Characteristics of the lipoprotein profile and metabolism of triglyceride-rich lipoproteins in diabetic hamsters were investigated to assess their suitability as a model for human diabetic hyperlipidemia. Diabetes was induced in the hamsters by intraperitoneal injection of streptozocin (30 mg/kg) for 3 days and compared with the results in streptozocin-diabetic rats (50 mg/kg intravenously). Similar degrees of hyperglycemia and hypoinsulinemia were observed 8 to 10 days after the final streptozocin injection in both groups. Fasting plasma lipid concentrations were about 2.5 times greater in hamsters than in rats. Plasma cholesterol was principally associated with high-density lipoprotein (HDL) in both rodents, although the distribution in very-low-density lipoprotein (VLDL) and low-density lipoprotein (LDL) was significantly greater in hamsters (44%) than in rats (13%). Diabetes increased the concentrations of triglyceride, cholesterol, and phospholipid 5.6- to 7.8-fold in hamsters, whereas it increased them only 1.3- to 1.6-fold in rats. Diabetic hamsters have a plasma lipoprotein profile similar to that of diabetic man, ie, triglyceride-rich lipoproteins are increased and HDL cholesterol is decreased. The concentration of HDL cholesterol was inversely correlated with the severity of hypertriglyceridemia ( r = .76, P < .005). This combination of events does not occur in diabetic rats. Hamsters had a low level of apoprotein B-48-containing triglyceride-rich lipoproteins, although diabetes increased the estimated concentration by fourfold. In rats apoprotein B-48 is the predominant form, but diabetes did not alter the relative proportion of apoprotein B isoforms. The hypertriglyceridemia in both diabetic animals was solely due to a reduction in the clearance of triglyceride-rich lipoproteins, because the output of triglyceride as determined by the Triton WR1339 method was halved and the fractional catabolic rate of radiolabeled VLDL triglyceride was remarkably decreased.

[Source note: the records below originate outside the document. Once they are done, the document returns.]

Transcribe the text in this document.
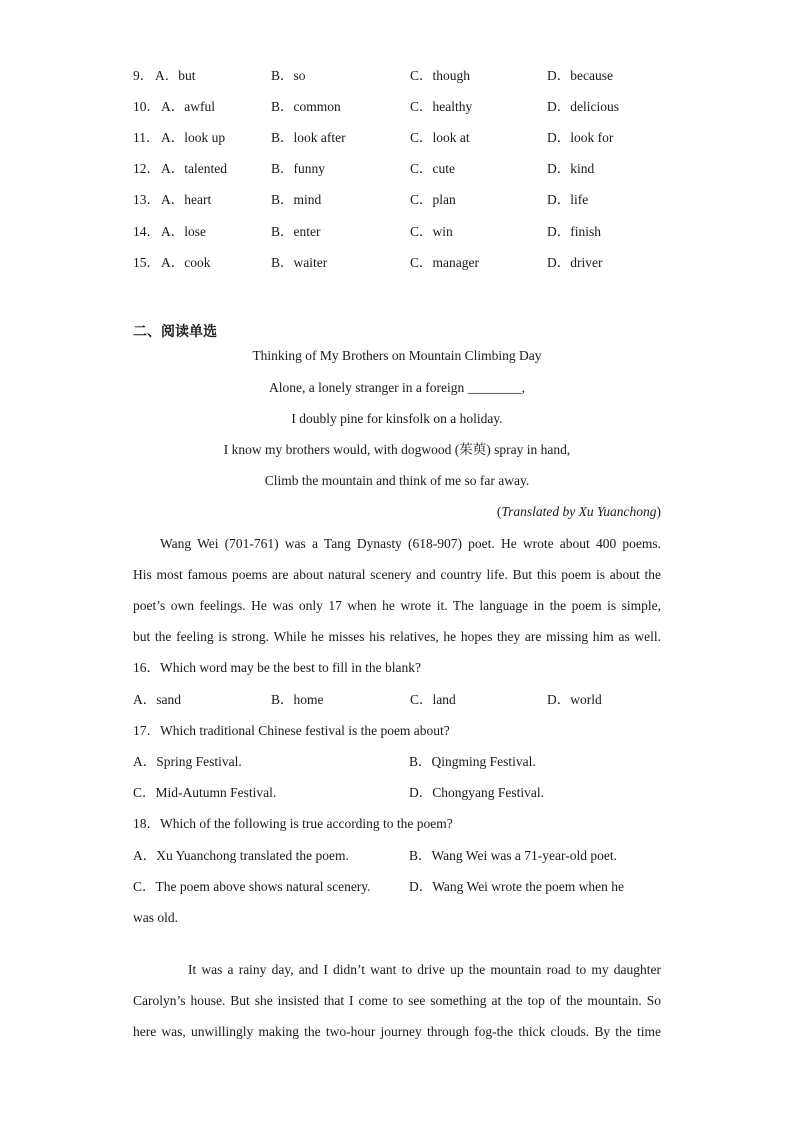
9． A．but	B．so	C．though	D．because
10． A．awful	B．common	C．healthy	D．delicious
11． A．look up	B．look after	C．look at	D．look for
12． A．talented	B．funny	C．cute	D．kind
13． A．heart	B．mind	C．plan	D．life
14． A．lose	B．enter	C．win	D．finish
15． A．cook	B．waiter	C．manager	D．driver
二、阅读单选
Thinking of My Brothers on Mountain Climbing Day
Alone, a lonely stranger in a foreign ________,
I doubly pine for kinsfolk on a holiday.
I know my brothers would, with dogwood (茱萸) spray in hand,
Climb the mountain and think of me so far away.
(Translated by Xu Yuanchong)
Wang Wei (701-761) was a Tang Dynasty (618-907) poet. He wrote about 400 poems.
His most famous poems are about natural scenery and country life. But this poem is about the
poet’s own feelings. He was only 17 when he wrote it. The language in the poem is simple,
but the feeling is strong. While he misses his relatives, he hopes they are missing him as well.
16．Which word may be the best to fill in the blank?
A．sand	B．home	C．land	D．world
17．Which traditional Chinese festival is the poem about?
A．Spring Festival.	B．Qingming Festival.
C．Mid-Autumn Festival.	D．Chongyang Festival.
18．Which of the following is true according to the poem?
A．Xu Yuanchong translated the poem.	B．Wang Wei was a 71-year-old poet.
C．The poem above shows natural scenery.	D．Wang Wei wrote the poem when he
was old.
It was a rainy day, and I didn’t want to drive up the mountain road to my daughter
Carolyn’s house. But she insisted that I come to see something at the top of the mountain. So
here was, unwillingly making the two-hour journey through fog-the thick clouds. By the time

Lipoprotein lipase and hepatic lipase activities in postheparin plasma were lower in hamsters than in rats, and diabetes decreased lipoprotein lipase activity by half in hamsters, but not in rats. These results suggest that hamsters may be a more useful model than rats for delineating the disturbance in lipid metabolism that occurs as a result of insulin-deficient diabetes.